Introduction Current BSG guidelines advise routine endoscopic surveillance for patients with Barrett’s oesophagus to enable early detection of oesophageal adenocarcinoma. However, evidence for improved outcomes from surveillance is weak and remains the subject of debate. To address these concerns, BOSS aims to compare the benefits of 2-yearly surveillance endoscopy against endoscopy on an ‘at need’ basis only. As a large, multicentre trial with 10 year follow-up, this ambitious project faced a number of challenges to recruitment, particularly the acceptability of randomising to a control arm with no routine endoscopy, especially in sites where surveillance had been established.

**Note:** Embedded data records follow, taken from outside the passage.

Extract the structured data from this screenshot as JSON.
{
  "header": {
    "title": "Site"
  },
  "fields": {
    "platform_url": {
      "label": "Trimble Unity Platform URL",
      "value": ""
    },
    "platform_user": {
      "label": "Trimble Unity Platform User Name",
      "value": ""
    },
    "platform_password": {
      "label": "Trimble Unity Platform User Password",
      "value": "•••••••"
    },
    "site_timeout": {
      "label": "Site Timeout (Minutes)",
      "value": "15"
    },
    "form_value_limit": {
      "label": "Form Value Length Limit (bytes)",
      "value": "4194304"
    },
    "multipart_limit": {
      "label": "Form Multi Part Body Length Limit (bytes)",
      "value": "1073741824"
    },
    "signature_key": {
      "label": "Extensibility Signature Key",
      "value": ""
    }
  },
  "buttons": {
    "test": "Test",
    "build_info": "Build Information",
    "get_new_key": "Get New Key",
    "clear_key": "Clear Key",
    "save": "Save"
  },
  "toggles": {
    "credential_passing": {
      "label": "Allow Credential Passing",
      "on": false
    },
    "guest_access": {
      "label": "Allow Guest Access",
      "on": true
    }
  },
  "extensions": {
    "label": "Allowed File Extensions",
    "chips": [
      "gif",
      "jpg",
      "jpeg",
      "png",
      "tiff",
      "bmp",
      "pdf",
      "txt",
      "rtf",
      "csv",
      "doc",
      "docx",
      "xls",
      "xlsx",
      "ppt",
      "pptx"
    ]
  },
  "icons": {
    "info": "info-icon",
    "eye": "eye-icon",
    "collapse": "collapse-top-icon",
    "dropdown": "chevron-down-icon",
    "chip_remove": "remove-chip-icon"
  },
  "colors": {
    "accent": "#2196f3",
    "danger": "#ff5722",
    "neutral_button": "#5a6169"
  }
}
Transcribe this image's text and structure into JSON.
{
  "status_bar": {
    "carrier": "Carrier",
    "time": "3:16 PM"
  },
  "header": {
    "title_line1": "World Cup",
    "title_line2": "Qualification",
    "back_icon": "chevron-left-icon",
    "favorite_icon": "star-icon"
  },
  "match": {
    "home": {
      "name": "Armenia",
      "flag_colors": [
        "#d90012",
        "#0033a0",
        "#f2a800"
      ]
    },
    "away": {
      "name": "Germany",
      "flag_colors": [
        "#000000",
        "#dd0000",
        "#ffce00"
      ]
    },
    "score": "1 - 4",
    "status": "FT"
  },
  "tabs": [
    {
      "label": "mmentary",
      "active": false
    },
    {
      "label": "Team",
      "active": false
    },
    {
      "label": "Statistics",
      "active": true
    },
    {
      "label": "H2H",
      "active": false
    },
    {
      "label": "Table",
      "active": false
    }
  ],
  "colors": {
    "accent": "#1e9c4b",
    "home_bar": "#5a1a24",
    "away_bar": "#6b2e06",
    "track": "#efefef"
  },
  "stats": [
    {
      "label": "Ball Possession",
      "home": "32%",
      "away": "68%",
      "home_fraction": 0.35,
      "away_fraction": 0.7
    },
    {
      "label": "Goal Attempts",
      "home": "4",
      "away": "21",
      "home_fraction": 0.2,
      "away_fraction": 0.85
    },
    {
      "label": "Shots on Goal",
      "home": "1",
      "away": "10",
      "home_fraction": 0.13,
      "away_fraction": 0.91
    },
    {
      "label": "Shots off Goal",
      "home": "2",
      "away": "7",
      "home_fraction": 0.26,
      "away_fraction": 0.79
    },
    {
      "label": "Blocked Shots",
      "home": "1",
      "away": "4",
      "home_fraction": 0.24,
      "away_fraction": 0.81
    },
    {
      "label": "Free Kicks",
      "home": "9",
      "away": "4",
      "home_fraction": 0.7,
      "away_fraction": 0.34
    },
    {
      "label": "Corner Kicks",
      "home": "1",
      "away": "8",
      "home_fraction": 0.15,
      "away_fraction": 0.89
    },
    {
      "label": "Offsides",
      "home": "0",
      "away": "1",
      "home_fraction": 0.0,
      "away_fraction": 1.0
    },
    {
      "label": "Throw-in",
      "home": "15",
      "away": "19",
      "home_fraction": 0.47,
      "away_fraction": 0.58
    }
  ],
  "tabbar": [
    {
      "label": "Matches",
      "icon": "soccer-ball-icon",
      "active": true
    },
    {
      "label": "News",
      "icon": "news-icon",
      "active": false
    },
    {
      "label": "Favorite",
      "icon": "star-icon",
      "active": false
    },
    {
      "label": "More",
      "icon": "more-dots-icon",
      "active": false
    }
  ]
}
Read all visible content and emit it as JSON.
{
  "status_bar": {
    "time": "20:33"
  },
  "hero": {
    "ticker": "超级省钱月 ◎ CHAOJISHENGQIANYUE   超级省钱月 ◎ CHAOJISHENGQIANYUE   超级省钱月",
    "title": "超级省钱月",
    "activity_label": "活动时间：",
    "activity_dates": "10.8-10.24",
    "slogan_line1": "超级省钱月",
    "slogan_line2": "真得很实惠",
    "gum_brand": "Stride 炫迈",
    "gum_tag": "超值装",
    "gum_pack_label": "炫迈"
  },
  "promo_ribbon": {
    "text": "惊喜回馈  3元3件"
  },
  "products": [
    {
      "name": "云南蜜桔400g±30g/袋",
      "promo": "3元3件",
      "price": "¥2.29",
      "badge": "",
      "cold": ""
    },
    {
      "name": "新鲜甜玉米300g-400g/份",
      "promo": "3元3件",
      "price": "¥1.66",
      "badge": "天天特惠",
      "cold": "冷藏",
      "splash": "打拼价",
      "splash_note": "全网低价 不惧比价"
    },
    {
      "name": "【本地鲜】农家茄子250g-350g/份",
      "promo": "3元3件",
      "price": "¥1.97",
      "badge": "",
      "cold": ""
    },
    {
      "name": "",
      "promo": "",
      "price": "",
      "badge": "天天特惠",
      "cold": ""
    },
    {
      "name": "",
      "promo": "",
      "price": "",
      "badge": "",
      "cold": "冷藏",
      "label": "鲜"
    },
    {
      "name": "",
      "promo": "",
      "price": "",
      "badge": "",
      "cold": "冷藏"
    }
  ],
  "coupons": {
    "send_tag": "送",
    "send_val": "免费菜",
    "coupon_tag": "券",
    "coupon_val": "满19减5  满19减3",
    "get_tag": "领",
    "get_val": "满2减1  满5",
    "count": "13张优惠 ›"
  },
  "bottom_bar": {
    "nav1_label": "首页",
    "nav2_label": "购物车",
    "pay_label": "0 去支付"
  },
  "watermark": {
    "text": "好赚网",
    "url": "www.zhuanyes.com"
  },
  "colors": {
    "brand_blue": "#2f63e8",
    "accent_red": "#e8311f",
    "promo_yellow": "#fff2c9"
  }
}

Methods Multi-centre randomised controlled trial (ISRCTN54190466). Inclusion criteria: patients over 18 with endoscopic and histologically proven Barrett’s oesophagus >1 cm. Exclusion criteria: patients unable to consent, unfit for endoscopy, high-grade dysplasia or cancer, or participation in AspECT trial. Target sample size: 3400. Recruitment: patients identified at local centres with new diagnosis, or existing diagnosis of Barrett’s and endoscopy within last 2 years. Follow-up will be for 10 years. Intervention arm will receive 2-yearly surveillance endoscopy, control arm will receive endoscopy on an ‘at need’ basis if symptomatic. Primary outcome: all cause mortality.
Results Recruitment began March 2009, target of 3400 was reached ahead of schedule in October 2011. 3469 consented to be randomised (58.4% of eligible screened patients): 1739 in 2-yearly surveillance, 1730 in ‘at need’ arm. 127 hospitals were open to recruitment, though 3 withdrew from the study, recruitment was closed in one centre by the trial team, and 11 did not recruit any patients. 3780 screened patients did not enter: 1309 ineligible, 2471 declined. Most common reasons for patients to decline were: preference for surveillance, preference not to have endoscopies and a family history of cancer. As of January 2014, 111 patients were no longer in their originally randomised treatment groups: 55 due to patient/clinician decision, 56 for other reasons. For 107 of those 111 patients, data continues to be collected.
Conclusion The successful recruitment to BOSS strongly supports the acceptability of randomisation to the control arm, and patients’ willingness to participate in a long follow-up RCT. The large number of centres and enthusiastic principal investigators have shown continued success, and great promise for BOSS to answer key questions on Barrett’s surveillance.
Reference Fitzgerald RC, et al. Gut 2014:63:7–42
Disclosure of Interest None Declared.